What is a Spiritual Life?
So, this philosophical thinking is off-grid by completely negating the tendency to scan the metaphysical horizon for a cosmic plan. Having made the raw encounter with transcendent spirituality at the most personal and immediate level, with bogus metaphysics all forgotten, including the human flaw and the cosmic chain, the task of thinking changes. You have left behind a world that was fundamentally formed and furnished with (Lego blocks) particular instances of ideal forms, and entered one that is incomplete and still being created at every moment, locally by your creative interventions. Here, time is the incompleteness of the world as well as of embodied intelligences, both being created, or self-creating, at every moment.
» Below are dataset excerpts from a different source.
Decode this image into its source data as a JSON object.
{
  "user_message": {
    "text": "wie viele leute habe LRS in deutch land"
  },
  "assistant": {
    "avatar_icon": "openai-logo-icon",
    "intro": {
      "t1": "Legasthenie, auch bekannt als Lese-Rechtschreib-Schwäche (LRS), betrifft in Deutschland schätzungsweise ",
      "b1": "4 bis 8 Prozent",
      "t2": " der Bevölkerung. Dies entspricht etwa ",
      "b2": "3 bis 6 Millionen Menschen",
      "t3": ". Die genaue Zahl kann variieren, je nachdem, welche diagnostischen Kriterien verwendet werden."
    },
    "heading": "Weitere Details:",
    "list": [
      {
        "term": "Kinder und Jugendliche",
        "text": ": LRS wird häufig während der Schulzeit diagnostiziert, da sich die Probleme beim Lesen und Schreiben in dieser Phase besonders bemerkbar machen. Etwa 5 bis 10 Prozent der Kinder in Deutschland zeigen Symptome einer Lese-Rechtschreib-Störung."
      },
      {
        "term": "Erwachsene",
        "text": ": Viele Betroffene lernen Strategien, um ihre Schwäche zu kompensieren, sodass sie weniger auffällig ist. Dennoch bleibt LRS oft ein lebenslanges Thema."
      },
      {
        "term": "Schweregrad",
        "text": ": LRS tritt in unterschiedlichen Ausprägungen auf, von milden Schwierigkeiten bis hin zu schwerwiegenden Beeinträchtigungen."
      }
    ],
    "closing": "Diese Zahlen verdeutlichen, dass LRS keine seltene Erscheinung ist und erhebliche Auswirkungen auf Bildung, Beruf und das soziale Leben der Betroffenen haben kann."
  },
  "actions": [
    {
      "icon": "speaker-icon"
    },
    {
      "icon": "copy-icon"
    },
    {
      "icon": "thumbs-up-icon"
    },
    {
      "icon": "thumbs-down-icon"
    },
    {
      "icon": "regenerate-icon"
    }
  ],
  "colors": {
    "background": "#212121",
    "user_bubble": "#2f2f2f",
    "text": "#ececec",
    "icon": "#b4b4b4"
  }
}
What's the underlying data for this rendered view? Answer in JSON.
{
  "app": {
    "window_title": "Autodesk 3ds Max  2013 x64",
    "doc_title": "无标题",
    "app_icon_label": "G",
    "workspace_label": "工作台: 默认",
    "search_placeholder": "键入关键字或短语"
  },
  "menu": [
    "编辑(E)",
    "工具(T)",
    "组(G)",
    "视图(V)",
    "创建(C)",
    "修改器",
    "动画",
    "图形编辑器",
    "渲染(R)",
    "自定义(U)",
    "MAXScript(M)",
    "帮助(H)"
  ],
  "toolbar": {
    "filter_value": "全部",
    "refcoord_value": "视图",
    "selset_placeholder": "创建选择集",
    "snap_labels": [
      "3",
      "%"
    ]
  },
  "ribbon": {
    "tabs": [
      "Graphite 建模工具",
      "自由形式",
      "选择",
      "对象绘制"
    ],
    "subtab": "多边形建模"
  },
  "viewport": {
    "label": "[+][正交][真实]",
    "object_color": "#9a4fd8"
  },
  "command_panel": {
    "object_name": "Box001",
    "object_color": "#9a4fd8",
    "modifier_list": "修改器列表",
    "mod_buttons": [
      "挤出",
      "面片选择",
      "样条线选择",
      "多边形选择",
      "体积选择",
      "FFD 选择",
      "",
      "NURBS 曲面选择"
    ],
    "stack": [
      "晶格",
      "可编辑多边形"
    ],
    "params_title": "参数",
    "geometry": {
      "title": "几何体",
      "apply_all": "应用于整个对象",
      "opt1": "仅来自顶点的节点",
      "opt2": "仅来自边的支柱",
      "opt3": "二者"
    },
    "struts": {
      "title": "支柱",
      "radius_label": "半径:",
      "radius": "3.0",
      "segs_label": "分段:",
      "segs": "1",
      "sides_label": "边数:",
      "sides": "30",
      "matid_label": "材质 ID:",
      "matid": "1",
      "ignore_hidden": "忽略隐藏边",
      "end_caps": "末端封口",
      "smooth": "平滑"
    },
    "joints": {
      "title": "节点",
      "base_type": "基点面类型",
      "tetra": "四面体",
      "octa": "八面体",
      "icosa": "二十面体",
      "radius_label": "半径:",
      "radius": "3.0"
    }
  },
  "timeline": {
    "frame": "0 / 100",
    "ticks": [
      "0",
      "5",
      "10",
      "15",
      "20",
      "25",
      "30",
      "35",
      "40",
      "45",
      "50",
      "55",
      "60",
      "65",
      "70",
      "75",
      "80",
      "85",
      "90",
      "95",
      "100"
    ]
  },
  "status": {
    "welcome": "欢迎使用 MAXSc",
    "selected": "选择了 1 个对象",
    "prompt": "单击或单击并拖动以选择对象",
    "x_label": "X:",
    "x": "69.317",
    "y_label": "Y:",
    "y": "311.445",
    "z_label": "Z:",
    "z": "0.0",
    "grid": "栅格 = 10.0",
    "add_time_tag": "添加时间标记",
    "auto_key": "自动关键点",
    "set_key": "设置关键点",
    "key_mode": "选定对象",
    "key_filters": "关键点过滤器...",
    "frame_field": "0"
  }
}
Such is the setting of a spiritual life. In doing that, you have opened up a space of disjunction, of discordance, between your state of orientation and that of anyone still immersed in the far horizons and concrete grid-ways of economic incentives and rewards. So, one immediate project becomes to devise communications to clarify that disjunction and enable a broader sharing of the new orientation. A great deal of philosophical writing falls into that category, which accounts for some of the frequent difficulties of making sense of it. Language is a public transit system. The orientation of spirituality goes far beyond language, as geography goes beyond the streetcar tracks. You are now beyond the tracks and so in a position to help construct a public portal from there to here. Reading and interpreting the archive of recognized philosophical writing is one way to approach that project.
Empathy
Withdrawing from the conceptual system of social pragmatism includes negating the tags of individual identity derived from ambient culture. When you strip away from all personal definition everything except bedrock creative spirituality (and you can), you escape the prejudicial tags used within cultures to mark out the pageantry of superiority and inferiority, tags such as race, gender, ethnicity, nationality, abled-ness, body-shape, size, strength, wealth, extroversion, and so on. Those tags are cultivated specifically to obstruct universal empathy derived from recognition of profound spiritual equality. This is another iteration of the Enlightenment assertion of universal human dignity at the level of the individual, sometimes expressed formally as individual rights.